Drones conjure up an entire host of images and ideas that, in general, are not favourable. Drone strikes are the face of what modern warfare pushes towards: impersonal, distance killing. The ability to eliminate a target from miles away, watching from a computer screen. Drones are not friendly in their design or implementation. With cameras attached, they are tiny, buzzing spies that should cause a great deal of unease for most people, and it’s not difficult to draw comparisons between the uses of drones and the omnipresence of Orwell’s Big Brother. But that might seem to be exaggerating their threat, because so far, the truth is that, people have accepted drones. They have become, in very quick succession, a common feature of technology.

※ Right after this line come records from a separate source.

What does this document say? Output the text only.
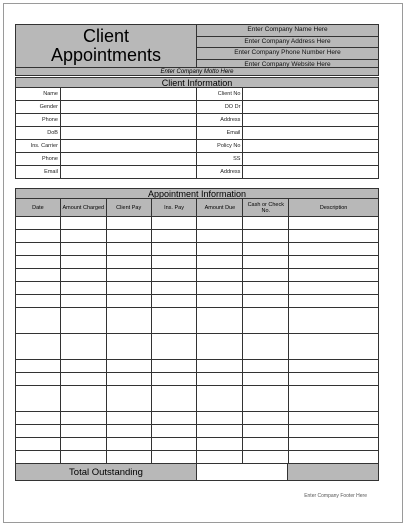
Client
Appointments
Enter Company Name Here
Enter Company Address Here
Enter Company Phone Number Here
Enter Company Website Here
Enter Company Motto Here
Client Information
Name		Client No	
Gender		DO Dr	
Phone		Address	
DoB		Email	
Ins. Carrier		Policy No	
Phone		SS	
Email		Address	
Appointment Information
Date	Amount Charged	Client Pay	Ins. Pay	Amount Due	Cash or Check No.	Description

Total Outstanding
Enter Company Footer Here
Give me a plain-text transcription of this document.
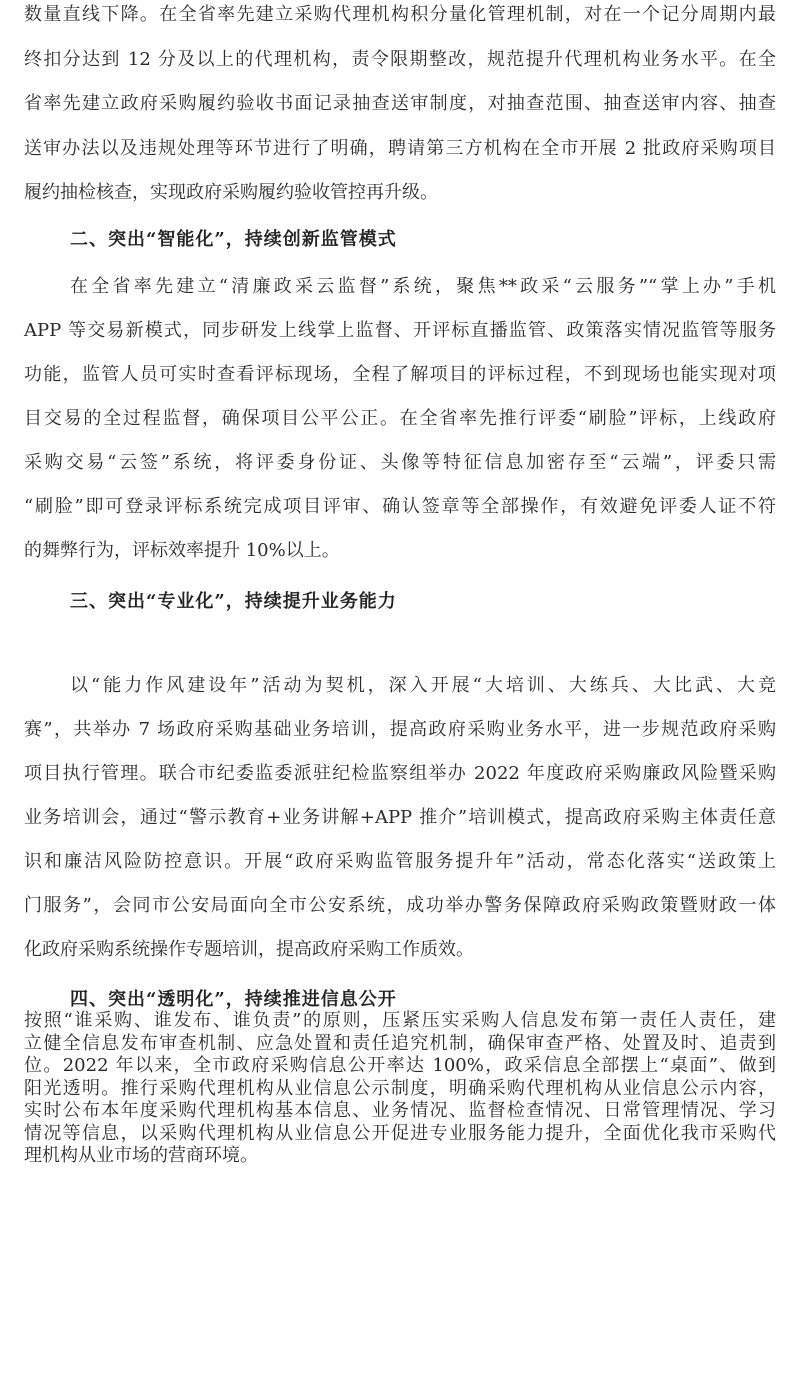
数量直线下降。在全省率先建立采购代理机构积分量化管理机制，对在一个记分周期内最
终扣分达到 12 分及以上的代理机构，责令限期整改，规范提升代理机构业务水平。在全
省率先建立政府采购履约验收书面记录抽查送审制度，对抽查范围、抽查送审内容、抽查
送审办法以及违规处理等环节进行了明确，聘请第三方机构在全市开展 2 批政府采购项目
履约抽检核查，实现政府采购履约验收管控再升级。
二、突出“智能化”，持续创新监管模式
在全省率先建立“清廉政采云监督”系统，聚焦**政采“云服务”“掌上办”手机
APP 等交易新模式，同步研发上线掌上监督、开评标直播监管、政策落实情况监管等服务
功能，监管人员可实时查看评标现场，全程了解项目的评标过程，不到现场也能实现对项
目交易的全过程监督，确保项目公平公正。在全省率先推行评委“刷脸”评标，上线政府
采购交易“云签”系统，将评委身份证、头像等特征信息加密存至“云端”，评委只需
“刷脸”即可登录评标系统完成项目评审、确认签章等全部操作，有效避免评委人证不符
的舞弊行为，评标效率提升 10%以上。
三、突出“专业化”，持续提升业务能力
以“能力作风建设年”活动为契机，深入开展“大培训、大练兵、大比武、大竞
赛”，共举办 7 场政府采购基础业务培训，提高政府采购业务水平，进一步规范政府采购
项目执行管理。联合市纪委监委派驻纪检监察组举办 2022 年度政府采购廉政风险暨采购
业务培训会，通过“警示教育+业务讲解+APP 推介”培训模式，提高政府采购主体责任意
识和廉洁风险防控意识。开展“政府采购监管服务提升年”活动，常态化落实“送政策上
门服务”，会同市公安局面向全市公安系统，成功举办警务保障政府采购政策暨财政一体
化政府采购系统操作专题培训，提高政府采购工作质效。
四、突出“透明化”，持续推进信息公开
按照“谁采购、谁发布、谁负责”的原则，压紧压实采购人信息发布第一责任人责任，建
立健全信息发布审查机制、应急处置和责任追究机制，确保审查严格、处置及时、追责到
位。2022 年以来，全市政府采购信息公开率达 100%，政采信息全部摆上“桌面”、做到
阳光透明。推行采购代理机构从业信息公示制度，明确采购代理机构从业信息公示内容，
实时公布本年度采购代理机构基本信息、业务情况、监督检查情况、日常管理情况、学习
情况等信息，以采购代理机构从业信息公开促进专业服务能力提升，全面优化我市采购代
理机构从业市场的营商环境。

A way in which they are considerably less threatening, is in the pursuit of art. DJI Photography, a company that sells and rents drones to photographers, ‘the world’s leader in civilian drones and aerial imaging technology’, ran their Aerial Photography Contest from September 5th to October 31st, and from this, will choose five winners. The entries were posted on Instagram accompanied by #mymavicpro, and the selected winners will each receive a DJI Mavic Pro – an expensive drone.
The contest is in collaboration with National Geographic, who do so only to ‘go ‘above and beyond’ to push the limits of human potential and provide our fans with new perspectives, but also to champion new technologies with the potential to have a positive impact on taking us all further.’ The photographs taken for the DJI competition are impressive, and of course, the shots would have been impossible otherwise without a helicopter flyover, but I trust drones about as much as I trust CCTV camera on every street – a dose of paranoia with side effects of doing us some good.